Был еще один день, который уже Роман считал началом их отношения. Он до сих пор не знал, что именно понесло Талию на старый склад ― кажется, это было каким-то семейным делом, ее отец был в долгах или его, Романа, сучковатая мать постаралась устроить девушке сына такую «выбивалку» ― но Роман нашел ее там с пробитой головой. Саид ― его было слишком много в отношениях Талии и Романа, но вообще он был рад, что Лавр была пристроена в хорошие руки, хотя и грозился оторвать их упырю, если Талия хоть раз пожалуется на него ― обмолвился об этом, когда заметил волнующегося Годфри. Роман быстро оказался на том самом складе.

У Талии была разбита голова, и ее длинные волосы испачкались в ее крови. А еще она оказалась отброшенной кем-то их тех уродов ― жизнь которых прервалась за то время, что Талия провела в больницы ― будто ветошь, что было бы не так уж плохо, если бы на складе, где они встречались, не было кучи металлических труб. Одна из которых прошла прямо через легкие Талии.

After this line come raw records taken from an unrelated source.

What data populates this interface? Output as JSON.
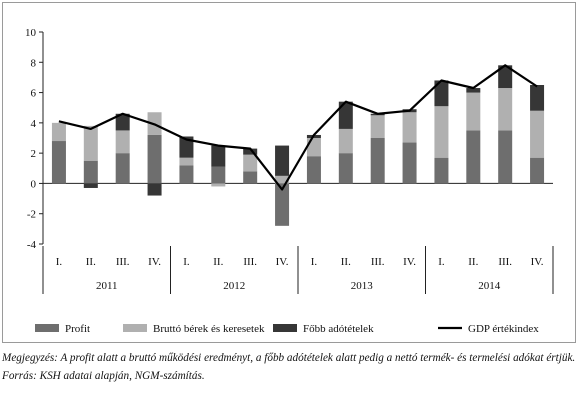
{
  "chart_data": {
    "type": "bar",
    "categories": [
      "I.",
      "II.",
      "III.",
      "IV.",
      "I.",
      "II.",
      "III.",
      "IV.",
      "I.",
      "II.",
      "III.",
      "IV.",
      "I.",
      "II.",
      "III.",
      "IV."
    ],
    "years": [
      "2011",
      "2012",
      "2013",
      "2014"
    ],
    "series": [
      {
        "name": "Profit",
        "color": "#6e6e6e",
        "values": [
          2.8,
          1.5,
          2.0,
          3.2,
          1.2,
          1.1,
          0.8,
          -2.8,
          1.8,
          2.0,
          3.0,
          2.7,
          1.7,
          3.5,
          3.5,
          1.7
        ]
      },
      {
        "name": "Bruttó bérek és keresetek",
        "color": "#b0b0b0",
        "values": [
          1.2,
          2.3,
          1.5,
          1.5,
          0.5,
          -0.2,
          1.1,
          0.5,
          1.2,
          1.6,
          1.5,
          2.0,
          3.4,
          2.5,
          2.8,
          3.1
        ]
      },
      {
        "name": "Főbb adótételek",
        "color": "#363636",
        "values": [
          0.0,
          -0.3,
          1.1,
          -0.8,
          1.4,
          1.4,
          0.4,
          2.0,
          0.2,
          1.8,
          0.1,
          0.2,
          1.7,
          0.3,
          1.5,
          1.7
        ]
      }
    ],
    "line": {
      "name": "GDP értékindex",
      "color": "#000000",
      "values": [
        4.1,
        3.6,
        4.6,
        3.9,
        2.9,
        2.5,
        2.3,
        -0.4,
        3.2,
        5.4,
        4.6,
        4.8,
        6.8,
        6.3,
        7.8,
        6.4
      ]
    },
    "ylim": [
      -4,
      10
    ],
    "yticks": [
      "10",
      "8",
      "6",
      "4",
      "2",
      "0",
      "-2",
      "-4"
    ],
    "legend_position": "bottom",
    "grid": false
  },
  "note": "Megjegyzés: A profit alatt a bruttó működési eredményt, a főbb adótételek alatt pedig a nettó termék- és termelési adókat értjük. Forrás: KSH adatai alapján, NGM-számítás."
}
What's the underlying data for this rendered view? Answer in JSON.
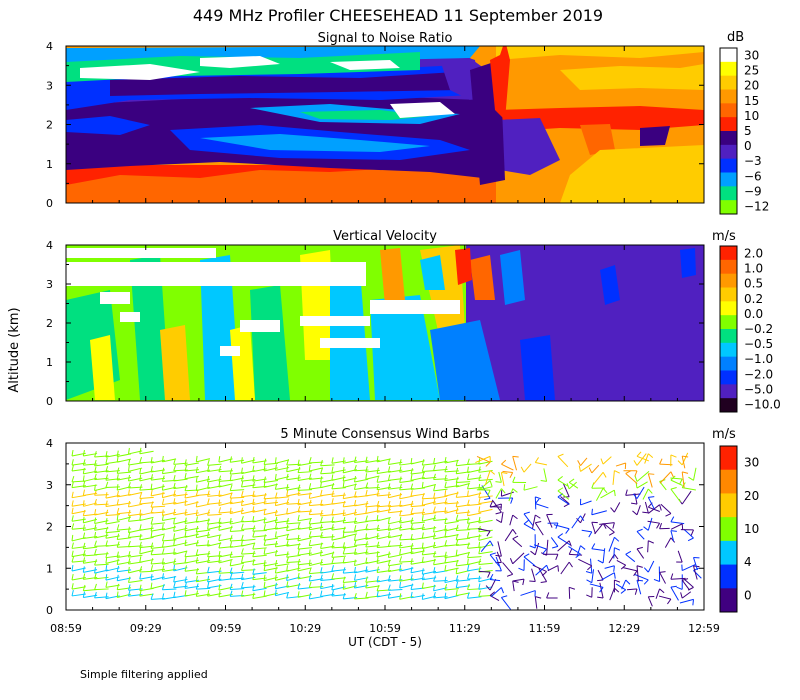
{
  "figure": {
    "title": "449 MHz Profiler CHEESEHEAD 11 September 2019",
    "ylabel": "Altitude (km)",
    "xlabel": "UT  (CDT - 5)",
    "note": "Simple filtering applied"
  },
  "chart_data": [
    {
      "type": "heatmap",
      "title": "Signal to Noise Ratio",
      "unit": "dB",
      "x_ticks": [
        "08:59",
        "09:29",
        "09:59",
        "10:29",
        "10:59",
        "11:29",
        "11:59",
        "12:29",
        "12:59"
      ],
      "x_range_hours_after_0859": [
        0,
        4
      ],
      "ylim": [
        0,
        4
      ],
      "y_ticks": [
        0,
        1,
        2,
        3,
        4
      ],
      "colorbar_labels": [
        "30",
        "25",
        "20",
        "15",
        "10",
        "5",
        "0",
        "−3",
        "−6",
        "−9",
        "−12"
      ],
      "colorbar_colors": [
        "#ffffff",
        "#ffff00",
        "#ffcc00",
        "#ff9900",
        "#ff6600",
        "#ff2200",
        "#3a0080",
        "#5020c0",
        "#0030ff",
        "#00a0ff",
        "#00e080",
        "#80ff00"
      ]
    },
    {
      "type": "heatmap",
      "title": "Vertical Velocity",
      "unit": "m/s",
      "x_ticks": [
        "08:59",
        "09:29",
        "09:59",
        "10:29",
        "10:59",
        "11:29",
        "11:59",
        "12:29",
        "12:59"
      ],
      "ylim": [
        0,
        4
      ],
      "y_ticks": [
        0,
        1,
        2,
        3,
        4
      ],
      "colorbar_labels": [
        "2.0",
        "1.0",
        "0.5",
        "0.2",
        "0.0",
        "−0.2",
        "−0.5",
        "−1.0",
        "−2.0",
        "−5.0",
        "−10.0"
      ],
      "colorbar_colors": [
        "#ff2200",
        "#ff6600",
        "#ff9900",
        "#ffcc00",
        "#ffff00",
        "#80ff00",
        "#00e080",
        "#00c8ff",
        "#0080ff",
        "#0030ff",
        "#5020c0",
        "#200020"
      ]
    },
    {
      "type": "wind_barbs",
      "title": "5 Minute Consensus Wind Barbs",
      "unit": "m/s",
      "x_ticks": [
        "08:59",
        "09:29",
        "09:59",
        "10:29",
        "10:59",
        "11:29",
        "11:59",
        "12:29",
        "12:59"
      ],
      "ylim": [
        0,
        4
      ],
      "y_ticks": [
        0,
        1,
        2,
        3,
        4
      ],
      "colorbar_labels": [
        "30",
        "20",
        "10",
        "4",
        "0"
      ],
      "colorbar_colors": [
        "#ff2200",
        "#ff8800",
        "#ffcc00",
        "#80ff00",
        "#00c8ff",
        "#0030ff",
        "#400080"
      ]
    }
  ]
}
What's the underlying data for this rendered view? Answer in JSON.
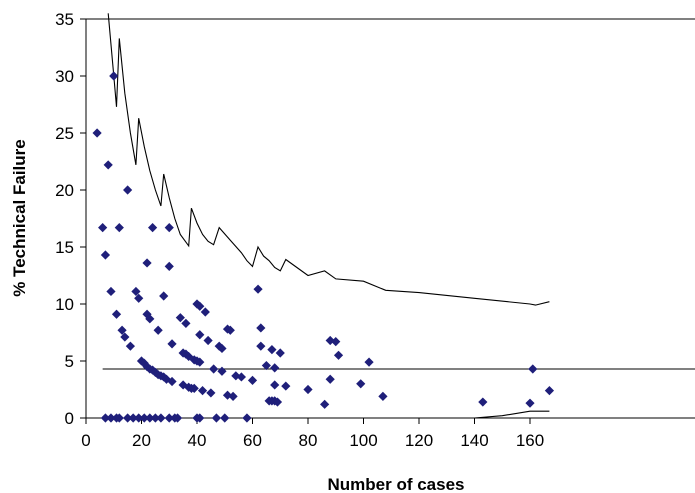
{
  "chart_data": {
    "type": "scatter",
    "title": "",
    "xlabel": "Number of cases",
    "ylabel": "% Technical Failure",
    "xlim": [
      0,
      167
    ],
    "ylim": [
      0,
      35
    ],
    "x_ticks": [
      0,
      20,
      40,
      60,
      80,
      100,
      120,
      140,
      160
    ],
    "y_ticks": [
      0,
      5,
      10,
      15,
      20,
      25,
      30,
      35
    ],
    "grid": false,
    "legend": "none",
    "colors": {
      "points": "#1f1f7a",
      "lines": "#000000"
    },
    "mean_line": 4.3,
    "upper_limit": [
      [
        8,
        35.5
      ],
      [
        10,
        30
      ],
      [
        11,
        27.3
      ],
      [
        12,
        33.3
      ],
      [
        14,
        28.5
      ],
      [
        16,
        25
      ],
      [
        18,
        22.2
      ],
      [
        19,
        26.3
      ],
      [
        21,
        23.8
      ],
      [
        23,
        21.7
      ],
      [
        25,
        20
      ],
      [
        27,
        18.6
      ],
      [
        28,
        21.4
      ],
      [
        30,
        19.3
      ],
      [
        32,
        17.5
      ],
      [
        34,
        16.1
      ],
      [
        37,
        15.1
      ],
      [
        38,
        18.4
      ],
      [
        40,
        17.1
      ],
      [
        42,
        16.1
      ],
      [
        44,
        15.5
      ],
      [
        46,
        15.2
      ],
      [
        48,
        16.7
      ],
      [
        52,
        15.6
      ],
      [
        56,
        14.5
      ],
      [
        58,
        13.8
      ],
      [
        60,
        13.3
      ],
      [
        62,
        15
      ],
      [
        64,
        14.2
      ],
      [
        66,
        13.8
      ],
      [
        68,
        13.2
      ],
      [
        70,
        12.9
      ],
      [
        72,
        13.9
      ],
      [
        76,
        13.2
      ],
      [
        80,
        12.5
      ],
      [
        86,
        12.9
      ],
      [
        90,
        12.2
      ],
      [
        100,
        12
      ],
      [
        108,
        11.2
      ],
      [
        120,
        11
      ],
      [
        140,
        10.5
      ],
      [
        160,
        10
      ],
      [
        162,
        9.9
      ],
      [
        167,
        10.2
      ]
    ],
    "lower_limit": [
      [
        4,
        0
      ],
      [
        140,
        0
      ],
      [
        150,
        0.2
      ],
      [
        160,
        0.6
      ],
      [
        167,
        0.6
      ]
    ],
    "points": [
      [
        4,
        25
      ],
      [
        6,
        16.7
      ],
      [
        7,
        14.3
      ],
      [
        7,
        0
      ],
      [
        8,
        22.2
      ],
      [
        9,
        11.1
      ],
      [
        9,
        0
      ],
      [
        10,
        30
      ],
      [
        11,
        9.1
      ],
      [
        11,
        0
      ],
      [
        12,
        16.7
      ],
      [
        12,
        0
      ],
      [
        13,
        7.7
      ],
      [
        14,
        7.1
      ],
      [
        15,
        20
      ],
      [
        15,
        0
      ],
      [
        16,
        6.3
      ],
      [
        17,
        0
      ],
      [
        18,
        11.1
      ],
      [
        19,
        10.5
      ],
      [
        19,
        0
      ],
      [
        20,
        5
      ],
      [
        21,
        0
      ],
      [
        21,
        4.8
      ],
      [
        22,
        13.6
      ],
      [
        22,
        9.1
      ],
      [
        22,
        4.5
      ],
      [
        23,
        8.7
      ],
      [
        23,
        4.3
      ],
      [
        23,
        0
      ],
      [
        24,
        16.7
      ],
      [
        24,
        4.2
      ],
      [
        25,
        4
      ],
      [
        25,
        0
      ],
      [
        26,
        7.7
      ],
      [
        26,
        3.8
      ],
      [
        27,
        3.7
      ],
      [
        27,
        0
      ],
      [
        28,
        10.7
      ],
      [
        28,
        3.6
      ],
      [
        29,
        3.4
      ],
      [
        30,
        16.7
      ],
      [
        30,
        13.3
      ],
      [
        30,
        0
      ],
      [
        31,
        6.5
      ],
      [
        31,
        3.2
      ],
      [
        32,
        0
      ],
      [
        33,
        0
      ],
      [
        34,
        8.8
      ],
      [
        35,
        5.7
      ],
      [
        35,
        2.9
      ],
      [
        36,
        8.3
      ],
      [
        36,
        5.6
      ],
      [
        37,
        5.4
      ],
      [
        37,
        2.7
      ],
      [
        38,
        2.6
      ],
      [
        39,
        5.1
      ],
      [
        39,
        2.6
      ],
      [
        40,
        10
      ],
      [
        40,
        5
      ],
      [
        40,
        0
      ],
      [
        41,
        9.8
      ],
      [
        41,
        7.3
      ],
      [
        41,
        4.9
      ],
      [
        41,
        0
      ],
      [
        42,
        2.4
      ],
      [
        43,
        9.3
      ],
      [
        44,
        6.8
      ],
      [
        45,
        2.2
      ],
      [
        46,
        4.3
      ],
      [
        47,
        0
      ],
      [
        48,
        6.3
      ],
      [
        49,
        6.1
      ],
      [
        49,
        4.1
      ],
      [
        50,
        0
      ],
      [
        51,
        7.8
      ],
      [
        51,
        2
      ],
      [
        52,
        7.7
      ],
      [
        53,
        1.9
      ],
      [
        54,
        3.7
      ],
      [
        56,
        3.6
      ],
      [
        58,
        0
      ],
      [
        60,
        3.3
      ],
      [
        62,
        11.3
      ],
      [
        63,
        7.9
      ],
      [
        63,
        6.3
      ],
      [
        65,
        4.6
      ],
      [
        66,
        1.5
      ],
      [
        67,
        6
      ],
      [
        67,
        1.5
      ],
      [
        68,
        4.4
      ],
      [
        68,
        2.9
      ],
      [
        68,
        1.5
      ],
      [
        69,
        1.4
      ],
      [
        70,
        5.7
      ],
      [
        72,
        2.8
      ],
      [
        80,
        2.5
      ],
      [
        86,
        1.2
      ],
      [
        88,
        6.8
      ],
      [
        88,
        3.4
      ],
      [
        90,
        6.7
      ],
      [
        91,
        5.5
      ],
      [
        99,
        3
      ],
      [
        102,
        4.9
      ],
      [
        107,
        1.9
      ],
      [
        143,
        1.4
      ],
      [
        160,
        1.3
      ],
      [
        161,
        4.3
      ],
      [
        167,
        2.4
      ]
    ]
  }
}
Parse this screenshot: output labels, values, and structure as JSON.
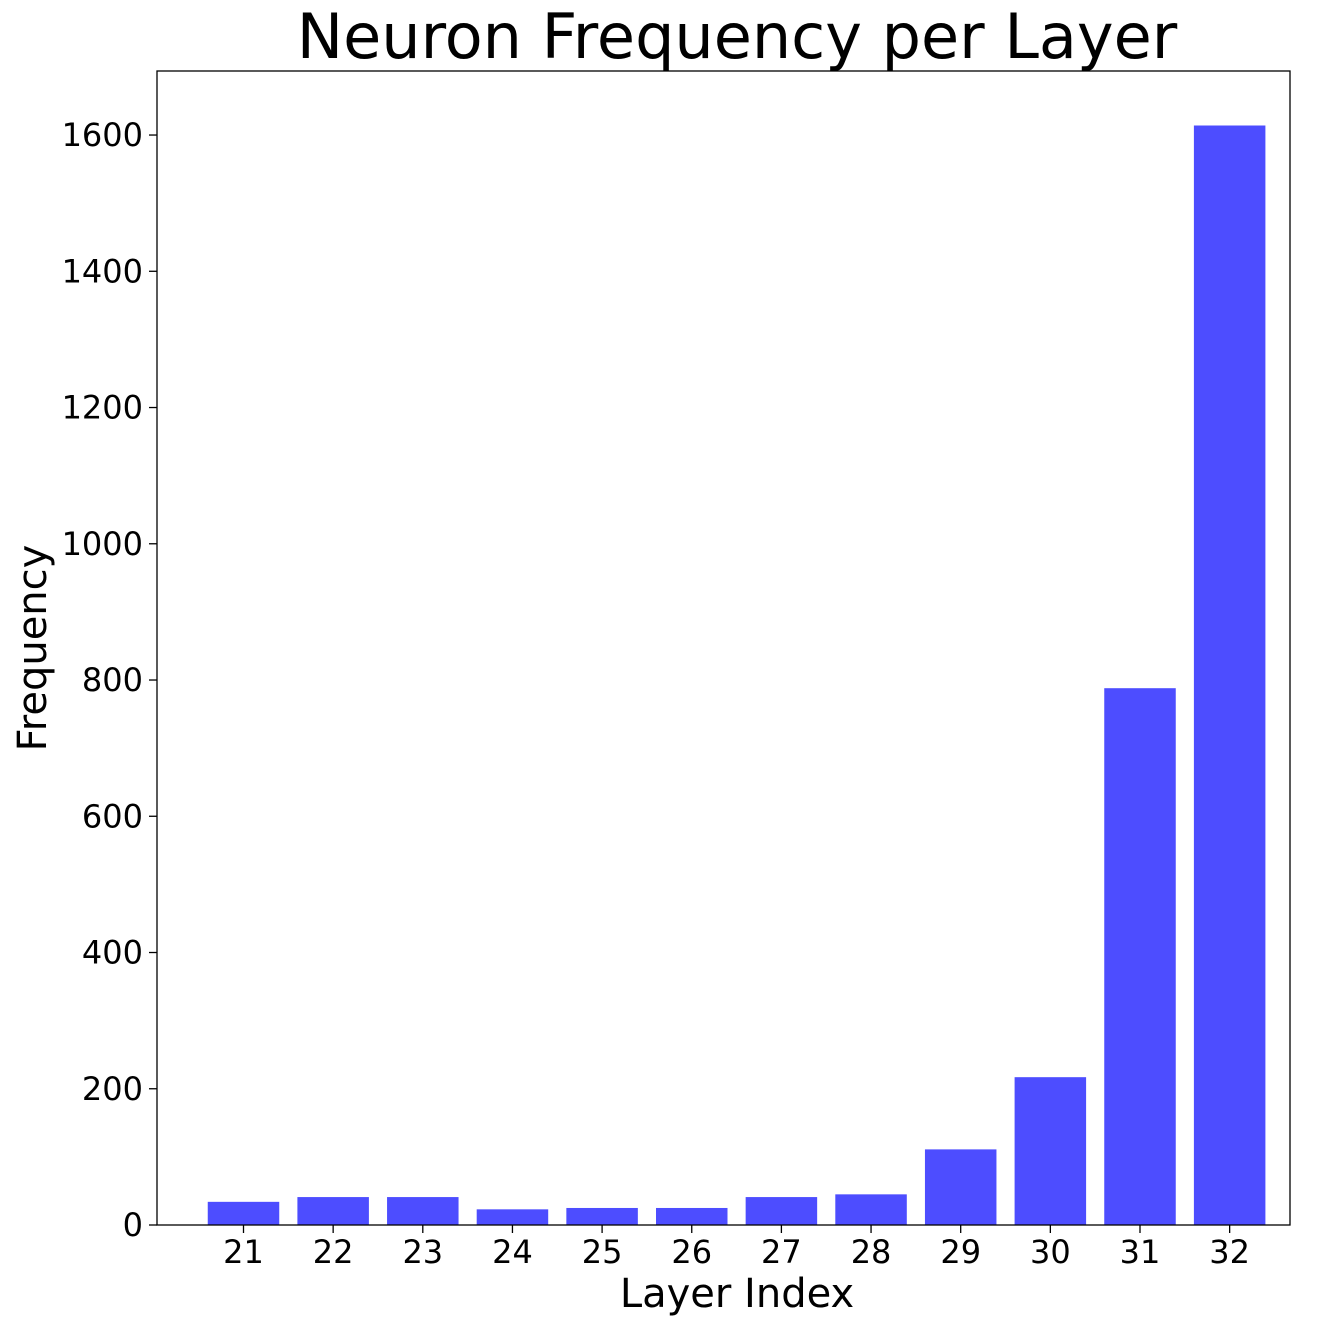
{
  "chart_data": {
    "type": "bar",
    "title": "Neuron Frequency per Layer",
    "xlabel": "Layer Index",
    "ylabel": "Frequency",
    "categories": [
      "21",
      "22",
      "23",
      "24",
      "25",
      "26",
      "27",
      "28",
      "29",
      "30",
      "31",
      "32"
    ],
    "values": [
      34,
      41,
      41,
      23,
      25,
      25,
      41,
      45,
      111,
      217,
      788,
      1614
    ],
    "ylim": [
      0,
      1694
    ],
    "yticks": [
      0,
      200,
      400,
      600,
      800,
      1000,
      1200,
      1400,
      1600
    ],
    "grid": false,
    "legend": "none",
    "bar_color": "#4d4dff"
  }
}
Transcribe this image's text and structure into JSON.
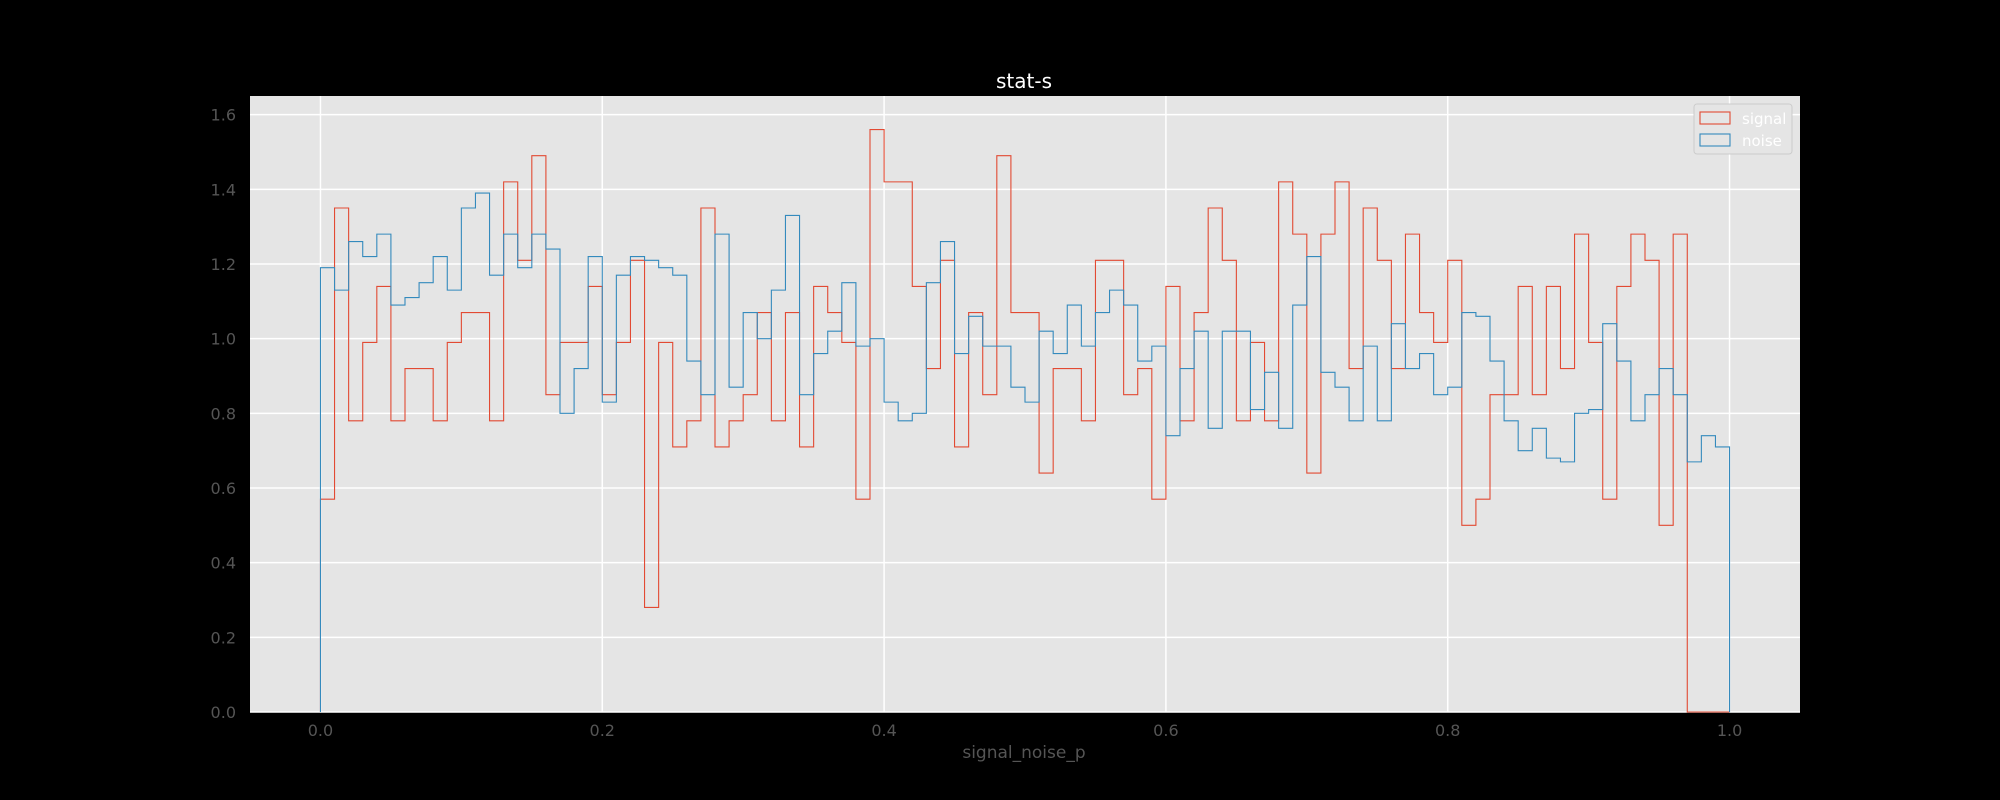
{
  "chart_data": {
    "type": "histogram",
    "title": "stat-s",
    "xlabel": "signal_noise_p",
    "ylabel": "",
    "xlim": [
      -0.05,
      1.05
    ],
    "ylim": [
      0,
      1.65
    ],
    "x_ticks": [
      "0.0",
      "0.2",
      "0.4",
      "0.6",
      "0.8",
      "1.0"
    ],
    "y_ticks": [
      "0.0",
      "0.2",
      "0.4",
      "0.6",
      "0.8",
      "1.0",
      "1.2",
      "1.4",
      "1.6"
    ],
    "grid": true,
    "legend_position": "top-right",
    "bin_edges_range": [
      0,
      1
    ],
    "bins": 100,
    "histtype": "step",
    "density": true,
    "series": [
      {
        "name": "signal",
        "color": "#E24A33",
        "values": [
          0.57,
          1.35,
          0.78,
          0.99,
          1.14,
          0.78,
          0.92,
          0.92,
          0.78,
          0.99,
          1.07,
          1.07,
          0.78,
          1.42,
          1.21,
          1.49,
          0.85,
          0.99,
          0.99,
          1.14,
          0.85,
          0.99,
          1.21,
          0.28,
          0.99,
          0.71,
          0.78,
          1.35,
          0.71,
          0.78,
          0.85,
          1.07,
          0.78,
          1.07,
          0.71,
          1.14,
          1.07,
          0.99,
          0.57,
          1.56,
          1.42,
          1.42,
          1.14,
          0.92,
          1.21,
          0.71,
          1.07,
          0.85,
          1.49,
          1.07,
          1.07,
          0.64,
          0.92,
          0.92,
          0.78,
          1.21,
          1.21,
          0.85,
          0.92,
          0.57,
          1.14,
          0.78,
          1.07,
          1.35,
          1.21,
          0.78,
          0.99,
          0.78,
          1.42,
          1.28,
          0.64,
          1.28,
          1.42,
          0.92,
          1.35,
          1.21,
          0.92,
          1.28,
          1.07,
          0.99,
          1.21,
          0.5,
          0.57,
          0.85,
          0.85,
          1.14,
          0.85,
          1.14,
          0.92,
          1.28,
          0.99,
          0.57,
          1.14,
          1.28,
          1.21,
          0.5,
          1.28,
          0.0,
          0.0,
          0.0
        ]
      },
      {
        "name": "noise",
        "color": "#348ABD",
        "values": [
          1.19,
          1.13,
          1.26,
          1.22,
          1.28,
          1.09,
          1.11,
          1.15,
          1.22,
          1.13,
          1.35,
          1.39,
          1.17,
          1.28,
          1.19,
          1.28,
          1.24,
          0.8,
          0.92,
          1.22,
          0.83,
          1.17,
          1.22,
          1.21,
          1.19,
          1.17,
          0.94,
          0.85,
          1.28,
          0.87,
          1.07,
          1.0,
          1.13,
          1.33,
          0.85,
          0.96,
          1.02,
          1.15,
          0.98,
          1.0,
          0.83,
          0.78,
          0.8,
          1.15,
          1.26,
          0.96,
          1.06,
          0.98,
          0.98,
          0.87,
          0.83,
          1.02,
          0.96,
          1.09,
          0.98,
          1.07,
          1.13,
          1.09,
          0.94,
          0.98,
          0.74,
          0.92,
          1.02,
          0.76,
          1.02,
          1.02,
          0.81,
          0.91,
          0.76,
          1.09,
          1.22,
          0.91,
          0.87,
          0.78,
          0.98,
          0.78,
          1.04,
          0.92,
          0.96,
          0.85,
          0.87,
          1.07,
          1.06,
          0.94,
          0.78,
          0.7,
          0.76,
          0.68,
          0.67,
          0.8,
          0.81,
          1.04,
          0.94,
          0.78,
          0.85,
          0.92,
          0.85,
          0.67,
          0.74,
          0.71
        ]
      }
    ]
  },
  "colors": {
    "background": "#000000",
    "plot_background": "#E5E5E5",
    "grid": "#FFFFFF",
    "tick_text": "#555555",
    "title_text": "#FFFFFF"
  }
}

В конце концов, она будет в порядке, потому что, даже будучи в панике, Роман сумел вытащить ее и, несмотря на трубу, торчащую из Лавр, доставить в больницу вовремя. Но это все равно сильно пошатнуло их. Но Годфри считал началом их отношения именно этот день: когда он, смотря на бессознательную, беспомощную и избитую Талию, понял, что не сможет без этой девушки.

― Ты собираешься свалить? ― удивленно спрашивает Питер, когда раздается звонок на урок. Роман задумчиво передёргивает плечами.

― Нет. ― отвечает он. ― Мне тоже есть над чем подумать.

Роман прекрасно знал о том, какого это ― состоять с ним в отношениях. Любить его. Он понимал, насколько это чертовски сложно. Каждый день превращается в русскую рулетку: попадёт Талия Лавр под пулю или нет? Попадает. Каждый день попадала. Это не больно, она не плачет, как типичные героини сопливых сериалов, фильмов или книг, а вместо этого просто… убивает себя изнутри самостоятельно.

Тогда

Это было одним из немногого, чего Роман Годфри боялся. Талия Лавр-Янссен не должна была узнать о том, кто он. Что он ― упырь. Но она это узнает. Случайно.

Он просто не выдерживает, когда какой-то парень из бара Саида ― Талия там больше не танцует, Роман рад ее обеспечивать, и рад, что она больше не танцует в соблазнительной одежде перед всеми ― смотрит на нее. Талия о чем-то спрашивает Саида, крепко держа Романа за руку, словно вежливо подчеркивая, что она ― его. И Годфри более чем доволен таким раскладам. Пока не замечает одну деталь, которая мгновенно начинает его злить: какой-то молодой паренек весьма откровенной и бесстыдно рассматривает Талию. Хвалёное самообладание летит в тартарары, логика, да всё, всё, к чертям, разбивается по кусочкам.

Талия его срыв чувствует, как порыв холодного ветра. Она недоуменно смотрит на своего парня, пытаясь найти причину в его глазах. Потом обводит взглядом помещения и тоже натыкается на изучающий взгляд белобрысого парня. Тот ухмыляется и подмигивает ей. Талия чувствует, как напрягаются мышцы Романа под ее руками. Она крепко стискивает его руку.

― Роман, не надо. ― утвердительно произносит она. Талия обнимает его со спины, утыкаясь в лопатки лицом. ― Пойдем отсюда.

Роман позволяет Лавр увести себя, а упырь замечает, как Саид строго смотрит на белобрысого и тот сжимается под взглядом главы местной банды. Это немного успокаивает Романа, но лишь немного.

— Я убью его. — то, как спокойно сказал это Роман, немного пугало Талию, и она лишь крепче прижалась к своему парню. — Мерзкий сопляк.

— Ччч! Тише. Не злись. Все нормально, он даже не подошел ко мне. — Талия взяла под руку.

— Он все время хотел подойти. Я же не слепой, Талия. Пойдем быстрее отсюда, или я всё-таки сверну ему шею.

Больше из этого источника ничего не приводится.